Die SB Mathur-Stiftung hat den Teilnehmerinnen vorgeschlagen, jede Woche etwas Geld beiseite zu legen und sich später von den Ersparnissen eigene Handys zu kaufen, die schon für rund 40 Dollar zu haben seien.


Sparen für das eigene Handy

"Wenn eine Gruppe von 20 Landfrauen beschließt, dass jede von ihnen wöchentlich zwei Dollar für ein gemeinsam genutztes Handy spart, dann reicht das Geld am Ende des Monats schon für vier Handys, und nach fünf Monaten können alle mit einem eigenen Handy telefonieren", rechnete er vor.

In entlegenen Gebieten ohne Elektrizität und Netzdienste wird die Handynutzung allerdings schwierig.
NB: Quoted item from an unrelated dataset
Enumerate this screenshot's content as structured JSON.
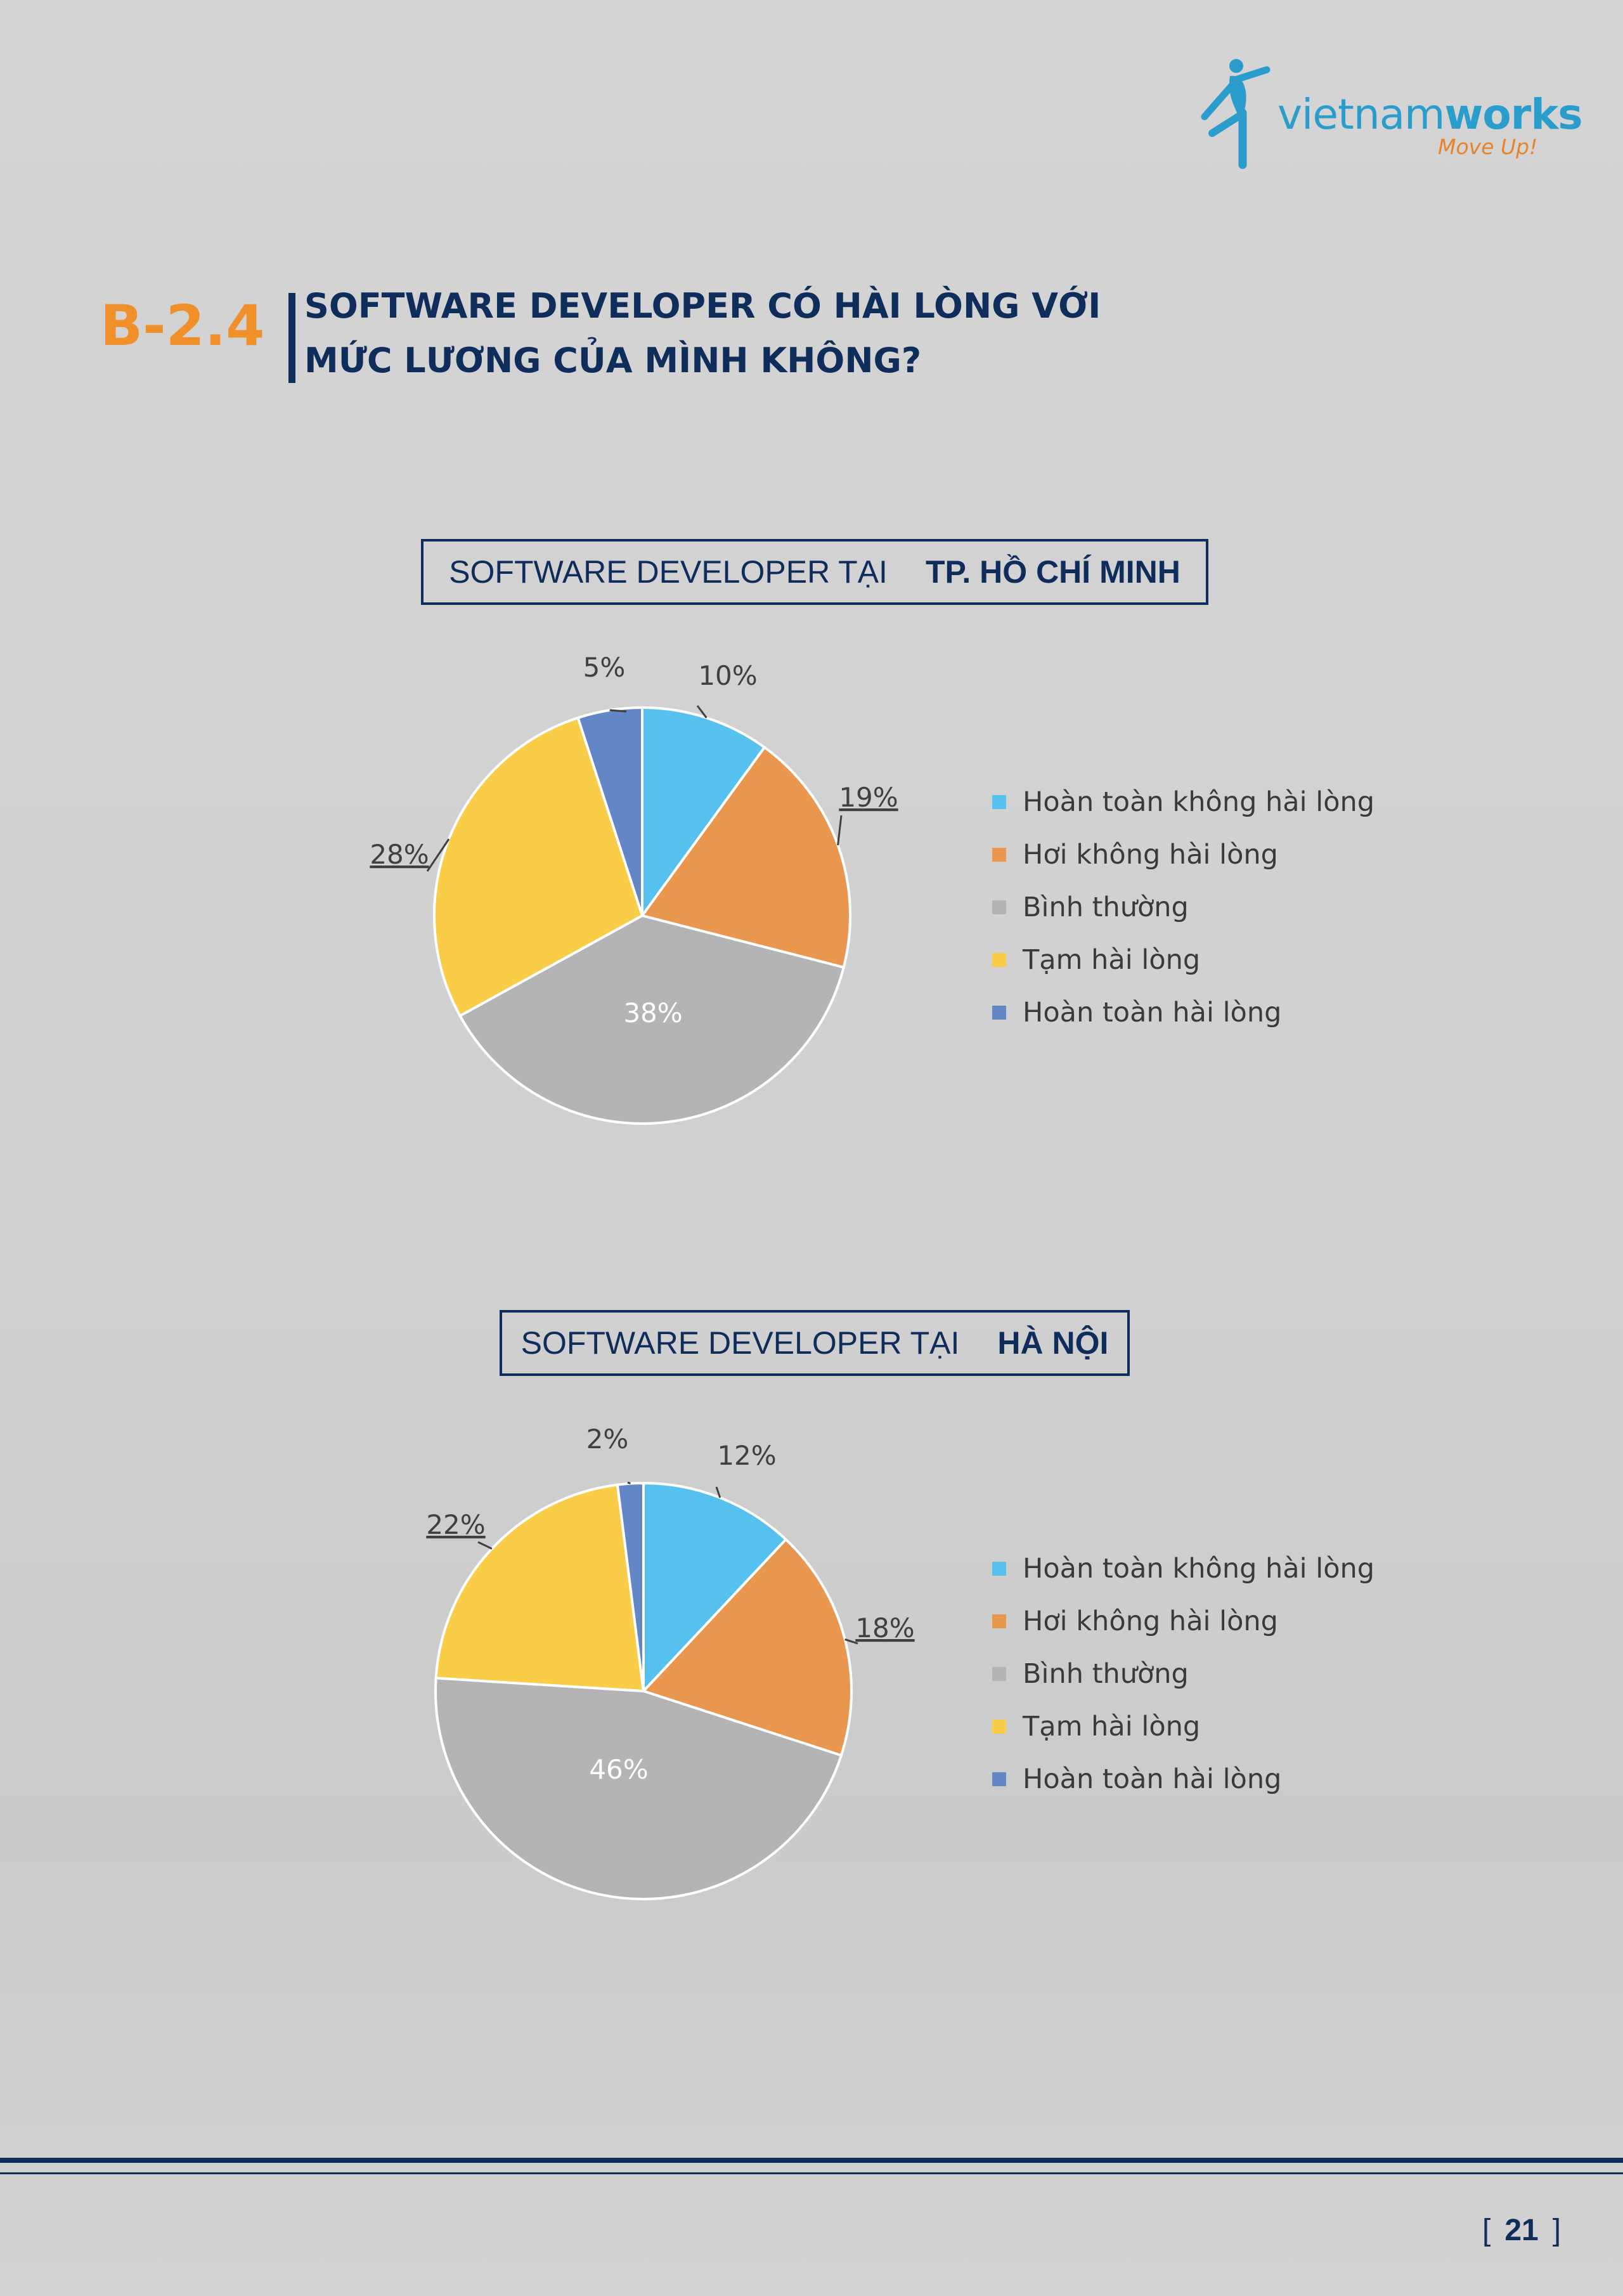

Manche Frauen müssen weit gehen, bis sie eine Netzverbindung erhalten oder den Akku ihres Mobiltelefons aufladen können. Dennoch zweifelt Njepang nicht am Erfolg des Projektes: "In den beteiligten fünf Bezirken hat sich das Leben spürbar verändert. Immer mehr Bauern nutzen ihr Handy, um sich mit verlässlichen Agrarinformationen zu versorgen."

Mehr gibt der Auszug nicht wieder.